A)Bio-safety level 1 (BL1)
- These are the lowest level of containment.
- Work can be done on the open bench with organisms that present low risk of infections.
- These types of organisms are not pathogens in normal individuals and include organisms such as Bacillus subtilis.
- Microbiology teaching laboratory is one of the examples of BL1 as it does not use any pathogens.
B)Bio-safety level 2 (BL2)
- These are designed for those organisms that present a moderate risk of infection.
- Risk may be due to accidental ingestion, per-cutaneous injection or exposure to mucous membranes via aerosols.
- E. coli and Streptococcous pyogenes are dealt in a BL2 laboratory or sometimes at higher containment levels.
- Normal procedures may be done on bench tops, but barrier protection devices are used if necessary such as face and eye protection, gloves, lab coats or gowns, etc.
- Most microbiology research, clinical and instructional laboratories falls under this category.
C)Bio-safety level 3 (BL3)
- Pathogens having a very high potential for causing infections especially from aerosols, require this type of laboratories.

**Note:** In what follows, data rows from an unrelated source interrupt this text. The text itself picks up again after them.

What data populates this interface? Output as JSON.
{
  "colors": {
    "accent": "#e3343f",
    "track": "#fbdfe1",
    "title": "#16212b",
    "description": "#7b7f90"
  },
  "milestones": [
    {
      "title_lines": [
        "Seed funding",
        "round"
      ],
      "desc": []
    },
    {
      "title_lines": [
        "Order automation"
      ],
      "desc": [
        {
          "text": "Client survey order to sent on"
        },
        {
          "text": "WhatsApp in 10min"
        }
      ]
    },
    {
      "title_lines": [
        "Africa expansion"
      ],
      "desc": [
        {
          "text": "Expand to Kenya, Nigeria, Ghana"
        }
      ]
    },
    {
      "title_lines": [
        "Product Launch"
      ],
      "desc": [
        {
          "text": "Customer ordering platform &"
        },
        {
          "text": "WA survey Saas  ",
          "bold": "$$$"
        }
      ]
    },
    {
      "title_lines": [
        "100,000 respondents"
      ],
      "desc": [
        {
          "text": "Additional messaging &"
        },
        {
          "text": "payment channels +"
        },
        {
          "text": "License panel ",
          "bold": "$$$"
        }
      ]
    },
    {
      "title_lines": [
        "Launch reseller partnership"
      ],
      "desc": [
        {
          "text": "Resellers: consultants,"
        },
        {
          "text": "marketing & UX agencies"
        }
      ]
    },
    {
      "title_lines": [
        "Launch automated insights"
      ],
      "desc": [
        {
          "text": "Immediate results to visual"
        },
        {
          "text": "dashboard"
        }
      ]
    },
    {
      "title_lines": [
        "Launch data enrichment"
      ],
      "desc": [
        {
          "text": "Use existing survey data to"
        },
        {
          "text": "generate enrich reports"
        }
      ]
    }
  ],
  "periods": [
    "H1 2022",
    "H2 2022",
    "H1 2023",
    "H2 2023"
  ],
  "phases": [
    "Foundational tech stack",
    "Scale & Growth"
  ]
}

- Mycobacterium tuberculosis, the causative agent of tuberculosis that is extremely infectious air-borne pathogens if is to be handled by the laboratory personnel, the laboratory should have special features.
- Laboratory having negatively pressurized rooms and air filters that prevents the accidental release of the pathogen is preferred.

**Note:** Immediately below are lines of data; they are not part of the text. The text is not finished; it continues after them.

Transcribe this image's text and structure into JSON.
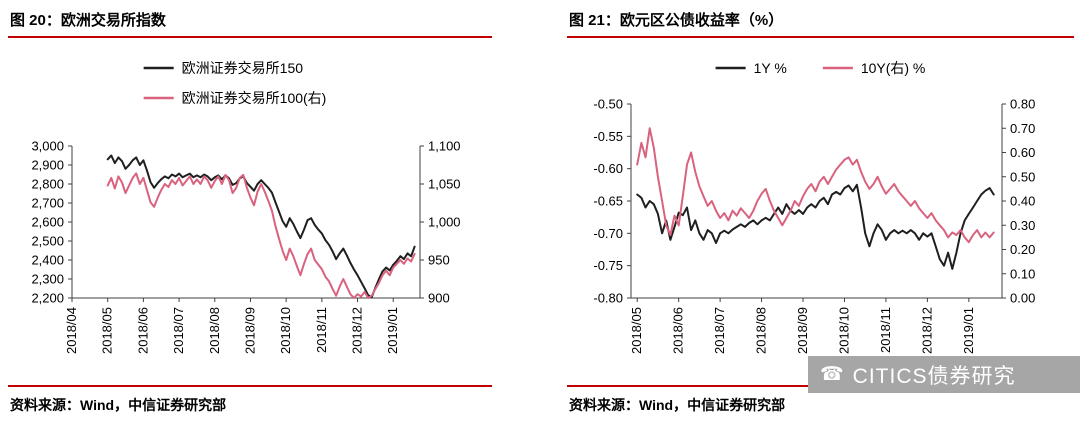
{
  "panels": [
    {
      "title": "图 20：欧洲交易所指数",
      "source": "资料来源：Wind，中信证券研究部"
    },
    {
      "title": "图 21：欧元区公债收益率（%）",
      "source": "资料来源：Wind，中信证券研究部"
    }
  ],
  "watermark": {
    "text": "CITICS债券研究",
    "icon": "phone-icon",
    "glyph": "☎",
    "bg": "#a6a6a6",
    "fg": "#ffffff"
  },
  "colors": {
    "accent_red": "#c00000",
    "axis": "#404040",
    "series_black": "#1f1f1f",
    "series_pink": "#d9627e"
  },
  "chart_data": [
    {
      "type": "line",
      "title": "图 20：欧洲交易所指数",
      "legend_position": "stacked",
      "grid": false,
      "x_axis": {
        "min": 0,
        "max": 9.75,
        "tick_values": [
          0,
          1,
          2,
          3,
          4,
          5,
          6,
          7,
          8,
          9
        ],
        "tick_labels": [
          "2018/04",
          "2018/05",
          "2018/06",
          "2018/07",
          "2018/08",
          "2018/09",
          "2018/10",
          "2018/11",
          "2018/12",
          "2019/01"
        ]
      },
      "left_axis": {
        "min": 2200,
        "max": 3000,
        "tick_values": [
          3000,
          2900,
          2800,
          2700,
          2600,
          2500,
          2400,
          2300,
          2200
        ],
        "tick_labels": [
          "3,000",
          "2,900",
          "2,800",
          "2,700",
          "2,600",
          "2,500",
          "2,400",
          "2,300",
          "2,200"
        ]
      },
      "right_axis": {
        "min": 900,
        "max": 1100,
        "tick_values": [
          1100,
          1050,
          1000,
          950,
          900
        ],
        "tick_labels": [
          "1,100",
          "1,050",
          "1,000",
          "950",
          "900"
        ]
      },
      "series": [
        {
          "name": "欧洲证券交易所150",
          "axis": "left",
          "color": "#1f1f1f",
          "x0": 1.0,
          "dx": 0.1,
          "values": [
            2930,
            2950,
            2910,
            2940,
            2920,
            2880,
            2900,
            2925,
            2940,
            2900,
            2925,
            2870,
            2810,
            2780,
            2805,
            2825,
            2840,
            2830,
            2850,
            2840,
            2855,
            2835,
            2845,
            2855,
            2835,
            2845,
            2835,
            2850,
            2840,
            2820,
            2835,
            2845,
            2825,
            2845,
            2830,
            2795,
            2805,
            2830,
            2840,
            2805,
            2785,
            2765,
            2800,
            2820,
            2800,
            2780,
            2755,
            2705,
            2655,
            2605,
            2575,
            2620,
            2590,
            2550,
            2515,
            2560,
            2610,
            2620,
            2585,
            2560,
            2540,
            2505,
            2480,
            2445,
            2405,
            2435,
            2460,
            2425,
            2385,
            2350,
            2320,
            2285,
            2250,
            2215,
            2205,
            2255,
            2300,
            2340,
            2360,
            2345,
            2375,
            2395,
            2420,
            2405,
            2435,
            2420,
            2470
          ]
        },
        {
          "name": "欧洲证券交易所100(右)",
          "axis": "right",
          "color": "#d9627e",
          "x0": 1.0,
          "dx": 0.1,
          "values": [
            1048,
            1058,
            1044,
            1060,
            1052,
            1038,
            1048,
            1058,
            1064,
            1050,
            1058,
            1042,
            1026,
            1020,
            1032,
            1042,
            1050,
            1046,
            1055,
            1050,
            1058,
            1048,
            1054,
            1060,
            1050,
            1056,
            1050,
            1060,
            1055,
            1045,
            1054,
            1060,
            1050,
            1062,
            1055,
            1038,
            1045,
            1058,
            1062,
            1045,
            1032,
            1022,
            1040,
            1050,
            1040,
            1028,
            1015,
            995,
            978,
            962,
            950,
            965,
            955,
            942,
            930,
            945,
            958,
            965,
            950,
            944,
            938,
            928,
            922,
            912,
            903,
            915,
            925,
            915,
            905,
            900,
            905,
            902,
            908,
            900,
            903,
            912,
            920,
            930,
            936,
            930,
            940,
            945,
            950,
            945,
            952,
            948,
            958
          ]
        }
      ]
    },
    {
      "type": "line",
      "title": "图 21：欧元区公债收益率（%）",
      "legend_position": "row",
      "grid": false,
      "x_axis": {
        "min": -0.15,
        "max": 8.8,
        "tick_values": [
          0,
          1,
          2,
          3,
          4,
          5,
          6,
          7,
          8
        ],
        "tick_labels": [
          "2018/05",
          "2018/06",
          "2018/07",
          "2018/08",
          "2018/09",
          "2018/10",
          "2018/11",
          "2018/12",
          "2019/01"
        ]
      },
      "left_axis": {
        "min": -0.8,
        "max": -0.5,
        "tick_values": [
          -0.5,
          -0.55,
          -0.6,
          -0.65,
          -0.7,
          -0.75,
          -0.8
        ],
        "tick_labels": [
          "-0.50",
          "-0.55",
          "-0.60",
          "-0.65",
          "-0.70",
          "-0.75",
          "-0.80"
        ]
      },
      "right_axis": {
        "min": 0.0,
        "max": 0.8,
        "tick_values": [
          0.8,
          0.7,
          0.6,
          0.5,
          0.4,
          0.3,
          0.2,
          0.1,
          0.0
        ],
        "tick_labels": [
          "0.80",
          "0.70",
          "0.60",
          "0.50",
          "0.40",
          "0.30",
          "0.20",
          "0.10",
          "0.00"
        ]
      },
      "series": [
        {
          "name": "1Y %",
          "axis": "left",
          "color": "#1f1f1f",
          "x0": 0.0,
          "dx": 0.1,
          "values": [
            -0.64,
            -0.645,
            -0.66,
            -0.65,
            -0.655,
            -0.67,
            -0.7,
            -0.68,
            -0.71,
            -0.69,
            -0.668,
            -0.672,
            -0.66,
            -0.695,
            -0.68,
            -0.7,
            -0.71,
            -0.695,
            -0.7,
            -0.715,
            -0.7,
            -0.696,
            -0.7,
            -0.694,
            -0.69,
            -0.686,
            -0.69,
            -0.684,
            -0.68,
            -0.686,
            -0.68,
            -0.676,
            -0.68,
            -0.67,
            -0.66,
            -0.67,
            -0.655,
            -0.665,
            -0.67,
            -0.664,
            -0.67,
            -0.66,
            -0.655,
            -0.66,
            -0.65,
            -0.645,
            -0.655,
            -0.64,
            -0.636,
            -0.64,
            -0.63,
            -0.626,
            -0.635,
            -0.625,
            -0.66,
            -0.7,
            -0.72,
            -0.7,
            -0.686,
            -0.695,
            -0.71,
            -0.7,
            -0.695,
            -0.7,
            -0.696,
            -0.7,
            -0.695,
            -0.7,
            -0.71,
            -0.7,
            -0.705,
            -0.7,
            -0.72,
            -0.74,
            -0.75,
            -0.73,
            -0.755,
            -0.73,
            -0.7,
            -0.68,
            -0.67,
            -0.66,
            -0.65,
            -0.64,
            -0.634,
            -0.63,
            -0.64
          ]
        },
        {
          "name": "10Y(右) %",
          "axis": "right",
          "color": "#d9627e",
          "x0": 0.0,
          "dx": 0.1,
          "values": [
            0.55,
            0.64,
            0.58,
            0.7,
            0.62,
            0.5,
            0.4,
            0.3,
            0.26,
            0.34,
            0.3,
            0.42,
            0.55,
            0.6,
            0.52,
            0.46,
            0.42,
            0.38,
            0.4,
            0.36,
            0.33,
            0.35,
            0.32,
            0.36,
            0.34,
            0.37,
            0.35,
            0.33,
            0.36,
            0.4,
            0.43,
            0.45,
            0.4,
            0.36,
            0.33,
            0.3,
            0.33,
            0.36,
            0.4,
            0.38,
            0.42,
            0.45,
            0.47,
            0.44,
            0.48,
            0.5,
            0.47,
            0.5,
            0.53,
            0.55,
            0.57,
            0.58,
            0.55,
            0.57,
            0.52,
            0.48,
            0.45,
            0.47,
            0.5,
            0.46,
            0.43,
            0.45,
            0.47,
            0.44,
            0.42,
            0.4,
            0.38,
            0.4,
            0.37,
            0.35,
            0.33,
            0.35,
            0.32,
            0.3,
            0.28,
            0.25,
            0.27,
            0.26,
            0.28,
            0.25,
            0.23,
            0.26,
            0.28,
            0.25,
            0.27,
            0.25,
            0.27
          ]
        }
      ]
    }
  ]
}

- Work must not be done on the open bench for which biological safety cabinets are required.
- In some cases, some organisms that can normally be handled in BL2 must be handled in BL3.
- Staphylococcus aureus can be handled on culture plates normally in BL2.

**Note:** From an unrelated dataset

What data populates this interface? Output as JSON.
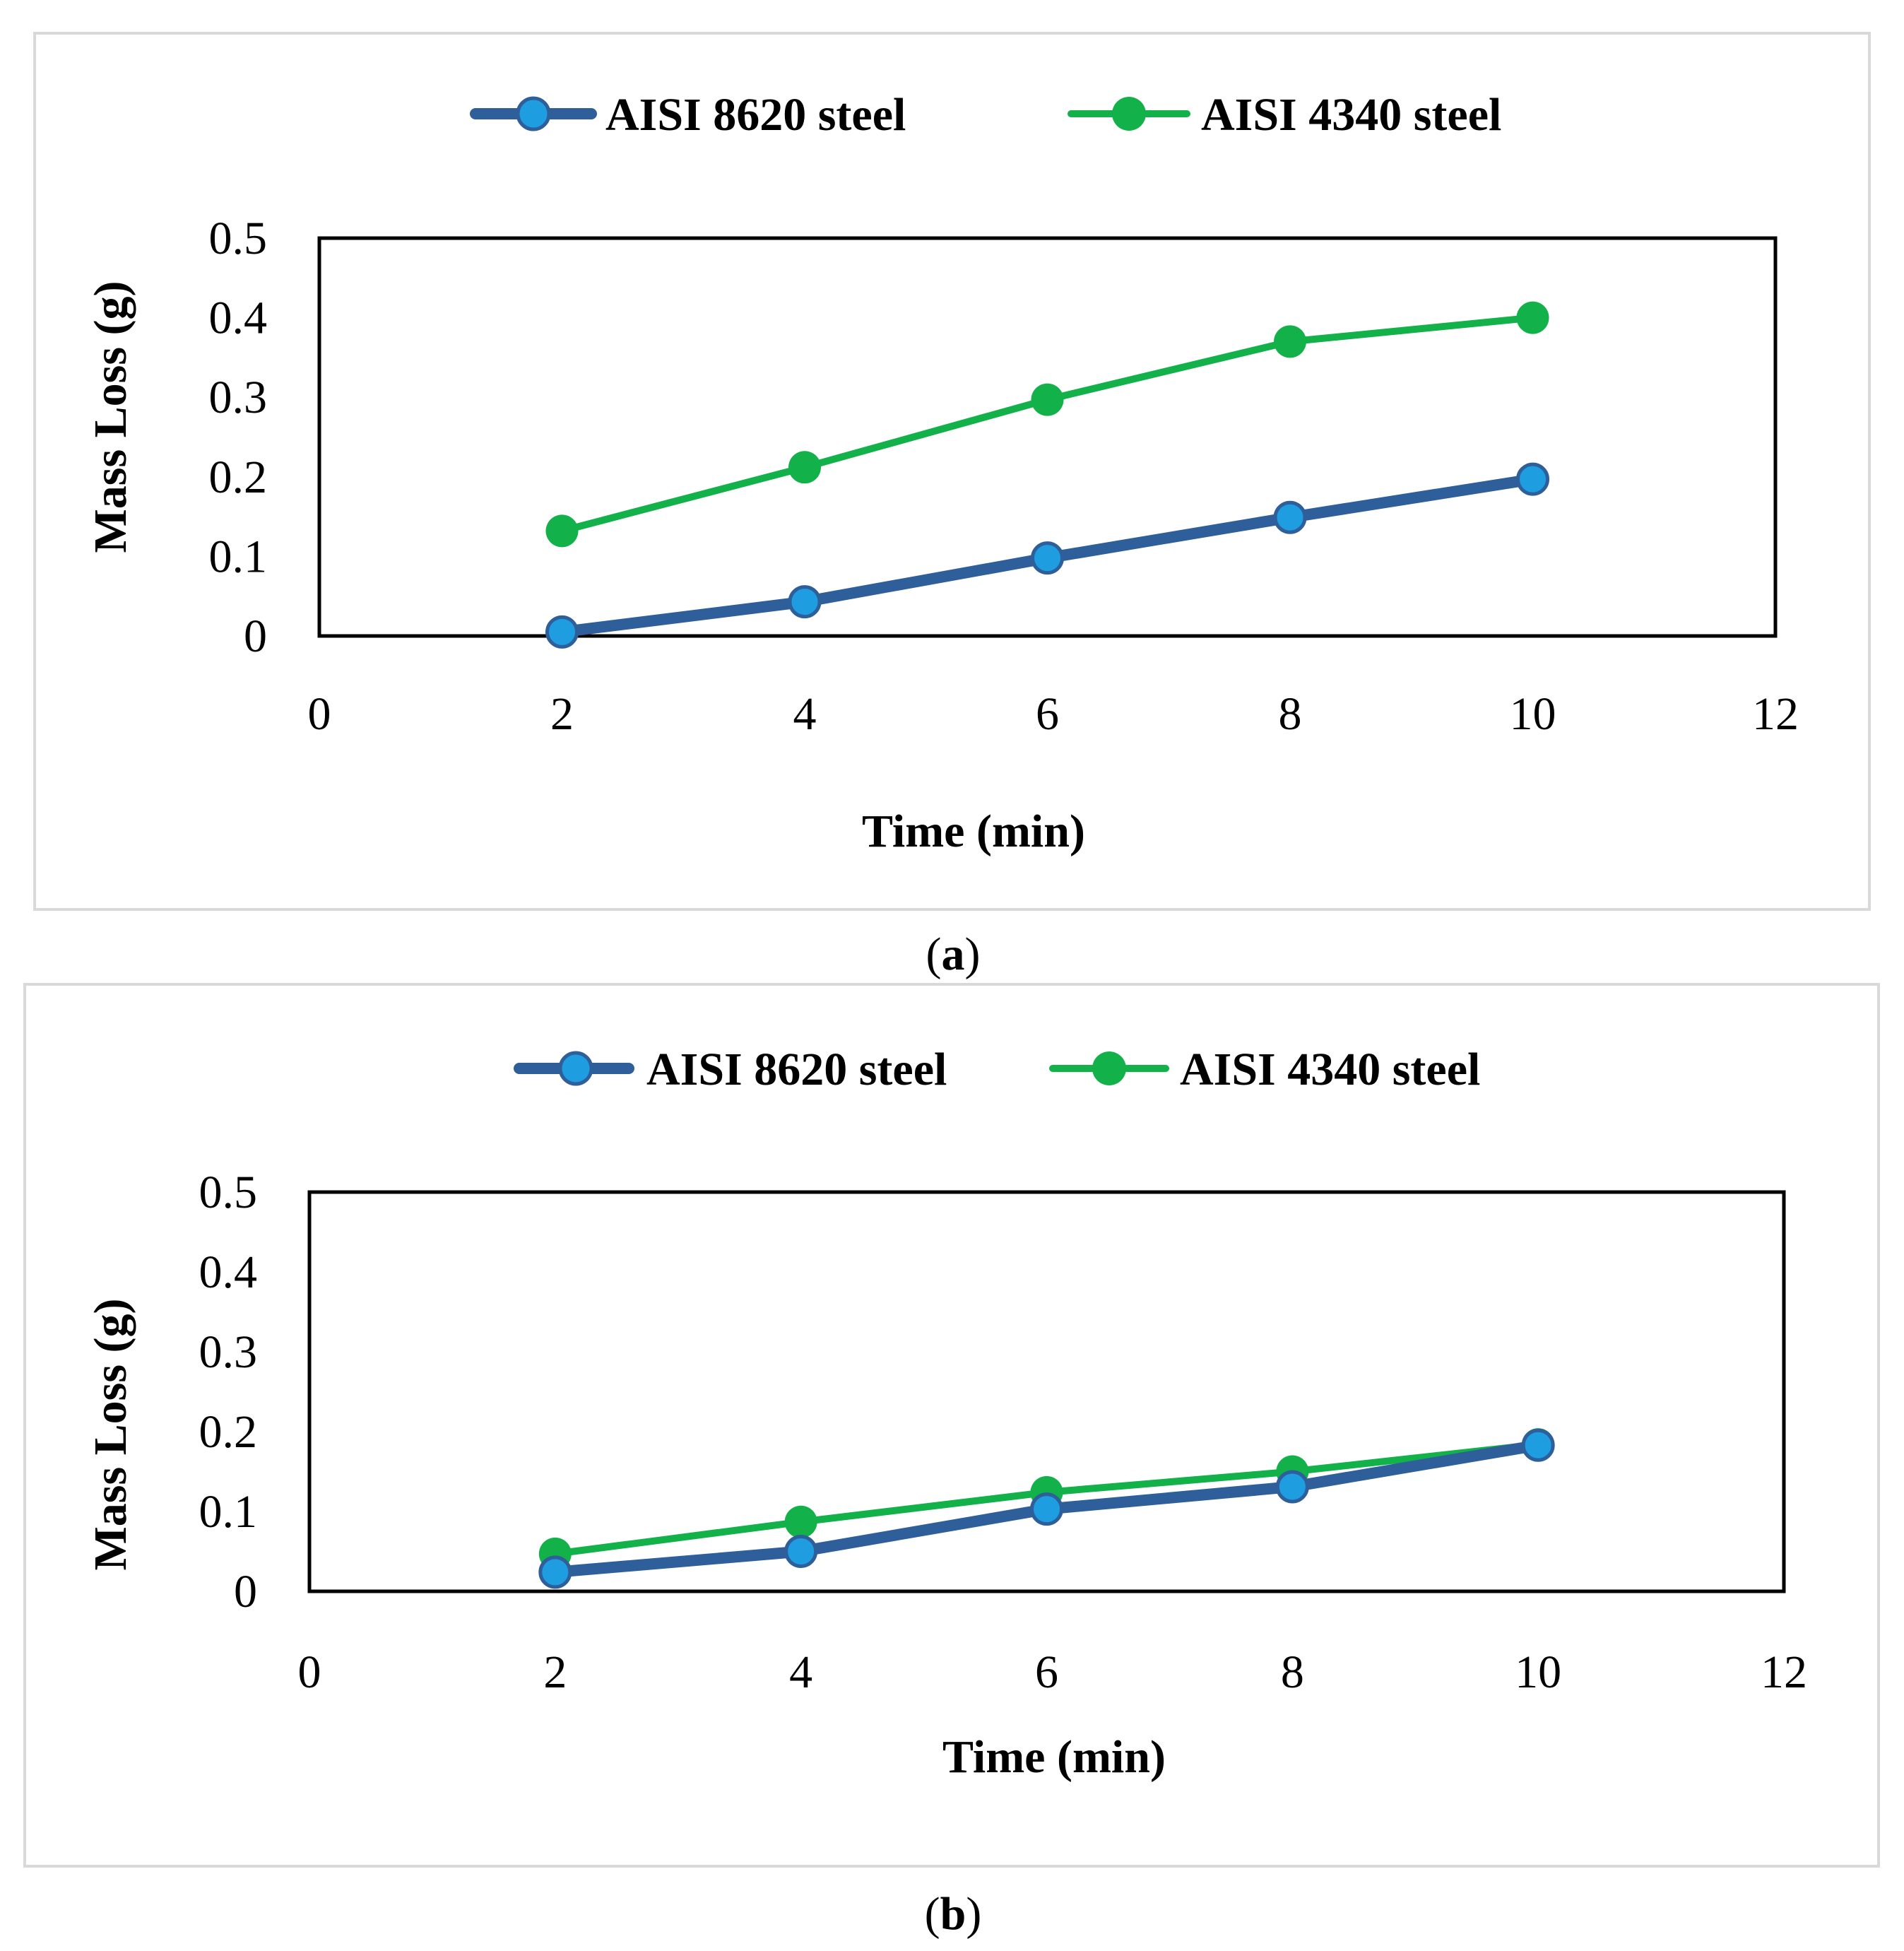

- But, when large quantities are grown and are to be centrifuged, work must be done in BL3 facility to contain potential infectious aerosols.
- Specialized research and teaching facilities fall under this category.
D)Bio-safety level 4 (BL4)
- These are designed in order to handle life threatening pathogens that have high possibility of transmission by aerosols.
- For these pathogens, there may not be effective immunization, treatment or cure.
- There should be provision of total isolation of the organisms such as manipulation through gloves in a sealed biological safety cabinet or by personnel wearing full body, positive pressure suits with air supplies.
- Work related to hemorrhagic fever viruses (Lassa, Marburg, Ebola), variola virus, drug-resistant M. tuberculosis is done in this laboratory.
- These laboratories are specially designed and equipped to handle the most dangerous and high risk group pathogens.
- They are usually associated with government facilities such as Centers for Disease Control and Prevention or University laboratories that specialize in infectious disease.